先程、既に解されていた部分にあてがい、先端だけを差し入れさせた。
空気が入る音がする。
もどかしいからか、兼続が腰をくねらす。
「早く入れてくれないか、慶次」
そして即す。
「せっかちな御仁だねえ」
腰を強く掴むと、身体を寄せた。
「あぁぁぁっ!」
慶次の太いものといえど、貫くと背を反らせながらもすんなりと受け入れる身体。中は濡れ、熱い壁は慶次のを逃さないと食らいついてくる。
慶次はふぅと濃い息を吐いた。
慶次にとって、男との経験は無かった。
専ら抱いていたのは女だ。良い香りのする、柔らかな肌を持った女。
衆道が当たり前な世の中、しかし男を抱きたいとは思わなかった。そう、兼続に逢うまでは。

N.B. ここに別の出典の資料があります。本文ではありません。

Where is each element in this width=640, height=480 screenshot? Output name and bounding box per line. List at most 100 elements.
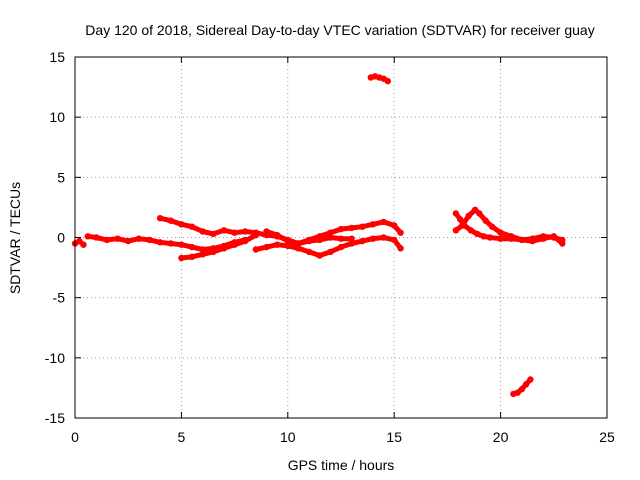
data-point — [263, 228, 270, 235]
data-point — [76, 237, 83, 245]
data-point — [327, 248, 334, 256]
data-point — [476, 210, 483, 217]
data-point — [348, 240, 355, 247]
data-point — [459, 222, 466, 229]
data-point — [480, 233, 487, 240]
y-axis-label: SDTVAR / TECUs — [7, 182, 23, 294]
data-point — [327, 229, 334, 236]
x-tick-label: 15 — [386, 429, 402, 445]
data-point — [337, 225, 345, 233]
data-point — [84, 233, 92, 240]
data-point — [305, 248, 313, 256]
data-point — [93, 234, 100, 241]
data-point — [199, 251, 206, 258]
data-point — [316, 233, 323, 240]
x-tick-label: 5 — [178, 429, 186, 445]
y-tick-label: 0 — [57, 230, 65, 246]
y-tick-label: -10 — [45, 350, 65, 366]
series-group — [71, 73, 566, 398]
data-point — [295, 245, 302, 252]
data-point — [471, 206, 479, 213]
ticks — [74, 56, 608, 419]
data-point — [522, 381, 530, 388]
data-point — [337, 243, 345, 251]
data-point — [497, 235, 504, 242]
data-point — [274, 241, 281, 248]
x-tick-label: 25 — [599, 429, 615, 445]
data-point — [508, 233, 515, 240]
data-point — [178, 241, 185, 248]
data-point — [369, 235, 377, 242]
data-point — [231, 241, 238, 248]
data-point — [397, 245, 404, 252]
data-point — [274, 231, 281, 239]
data-point — [452, 210, 460, 217]
data-point — [188, 223, 196, 230]
data-point — [391, 222, 398, 229]
data-point — [518, 385, 526, 393]
data-point — [359, 237, 366, 245]
data-point — [482, 217, 489, 224]
data-point — [465, 212, 472, 219]
data-point — [167, 217, 174, 224]
data-point — [199, 228, 206, 235]
data-point — [146, 236, 153, 244]
data-point — [380, 234, 387, 241]
data-point — [242, 237, 249, 245]
data-point — [284, 237, 291, 245]
x-axis-label: GPS time / hours — [288, 457, 395, 473]
data-point — [188, 253, 196, 260]
y-tick-label: -5 — [53, 290, 66, 306]
data-point — [550, 233, 557, 240]
data-point — [527, 376, 534, 383]
data-point — [220, 227, 228, 234]
data-point — [540, 235, 547, 242]
data-point — [316, 252, 323, 259]
data-point — [178, 221, 185, 228]
data-point — [295, 240, 302, 247]
data-point — [327, 234, 334, 241]
data-point — [380, 218, 387, 226]
data-point — [284, 242, 291, 250]
data-point — [305, 236, 313, 244]
data-point — [391, 236, 398, 244]
x-tick-label: 20 — [493, 429, 509, 445]
data-point — [167, 240, 174, 247]
data-point — [103, 236, 111, 244]
x-tick-label: 10 — [280, 429, 296, 445]
data-point — [369, 221, 377, 228]
data-point — [156, 215, 164, 222]
data-point — [497, 229, 504, 236]
series-arc-2 — [85, 233, 248, 252]
data-point — [210, 230, 217, 238]
data-point — [348, 235, 355, 242]
data-point — [135, 235, 142, 242]
data-point — [452, 227, 460, 234]
data-point — [518, 236, 526, 244]
y-tick-labels: -15 -10 -5 0 5 10 15 — [45, 49, 65, 426]
data-point — [348, 224, 355, 232]
data-point — [252, 231, 260, 239]
data-point — [242, 228, 249, 235]
data-point — [210, 248, 217, 256]
data-point — [384, 77, 391, 85]
data-point — [220, 245, 228, 252]
data-point — [156, 239, 164, 246]
data-point — [397, 229, 404, 236]
data-point — [488, 223, 496, 230]
data-point — [188, 243, 196, 251]
y-tick-label: 10 — [49, 109, 65, 125]
data-point — [263, 243, 270, 251]
data-point — [486, 234, 494, 241]
data-point — [337, 235, 345, 242]
x-tick-label: 0 — [71, 429, 79, 445]
data-point — [231, 229, 238, 236]
data-point — [529, 237, 536, 245]
chart-title: Day 120 of 2018, Sidereal Day-to-day VTE… — [85, 22, 594, 38]
data-point — [80, 241, 87, 248]
data-point — [474, 230, 481, 238]
data-point — [114, 235, 121, 242]
data-point — [559, 240, 566, 247]
data-point — [467, 227, 474, 234]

偶然にも触れた腕は女よりも艶やかで、さらりと流れる珠のような肌をしていた。酒に濡れた唇は赤く、熟れた実のよう。
雰囲気に任せて、問うてみれば簡単に身体を開いた。
(其処まで俺が信用出来る相手ってことかね…いや、この御仁のことだ…)
兼続の熱を感じながらも、思考を巡らせる。
そんなことを考えながら、いやいやと被りを振った。
「ふっ、あ、あぁ」
兼続の肌を撫ぜれば、身体を震わしながら、きゅうと孔を締め付けた。
揺れる髪を見つめながら、顔を見たいと慶次は思った。
「あんたの顔を見ながらやりたい」
そう言えば、兼続は吐息を吐いた後に此方を向いた。
「私の顔を見ても面白いことなんてないぞ」
ずるりと身を震わせながらも慶次の方向を向くと、脚を慶次の太腿に乗せた。脚の色の違いに、こうも同じ人でも違うのかと改めて感じた。
白い脚を掴むと、身体を抱き寄せた。
「くぅっ…」
ずっと入ったものに兼続が身をぶるりと震わせる。顔を逸らすと、指を軽く噛んだ。
ゆっくりと律動を繰り返すと、兼続から吐息が零れる。
それは女よりも甘ったるく慶次に届く。
(何だろうね、この気持ちは…)
優しく肌を撫でながら、ぐっと身体を寄せれば、兼続は啼いた。
「いいっ…あ、あぁ…いい…」
黒い髪が顔を隠すので、それを退けると、行為の悦に濡れた眸があった。
慶次の胸がそれに締め付けられる。
覚えのある、その痛み。
(あぁ、これは惚れちまったってことかい)
心情に気付いて、思わず動きが止まった。
兼続が不思議そうに濡れた眸を向ける。
ただの漢惚れとは違う。心から想う感情だった。
愛しいと思ってしまったのだ。今、抱いている男を。
「奥…突いてくれないか」
兼続は慶次の心になど気付かず、そう慶次に告げた。
腰に手を絡ます。
「本当にせっかちだねえ、あんたは」
兼続の言葉に奥深くを突いた。
「あっ、あぁっ!」
身体に力が籠もる。
きつくそこは慶次のを咥え込んだ。
肌を打ち付ければ、何度もいいと繰り返す。
(こういう時は愛だのなんだのとは言ってくれやしないんだな…)
突きながら思った。
身体をくねらせながら、喘ぐだけだ。
兼続にとって、行為とは友情を深くする為のもの。
慶次とは違う。
兼続に対して、抱きたいと思う心はやはり惚れた心からきていた。
兼続が己のを扱こうと伸ばした手に慶次は手を絡めた。
身を寄せると、口付ける。舌で唇から口内に、兼続の中へと絡ませた。
「んっ、んんっ、ん、んっ」
兼続は空気を求め、唇を離そうとする。
だが、慶次は離さない。
打ちつける腰の動きを速めた。
兼続の身体がより震え、慶次の腹で擦れていたものが濡れたのが解った。中がひくひくと小刻みに震える。
それでも慶次は激しく求め、兼続を離そうとしなかった。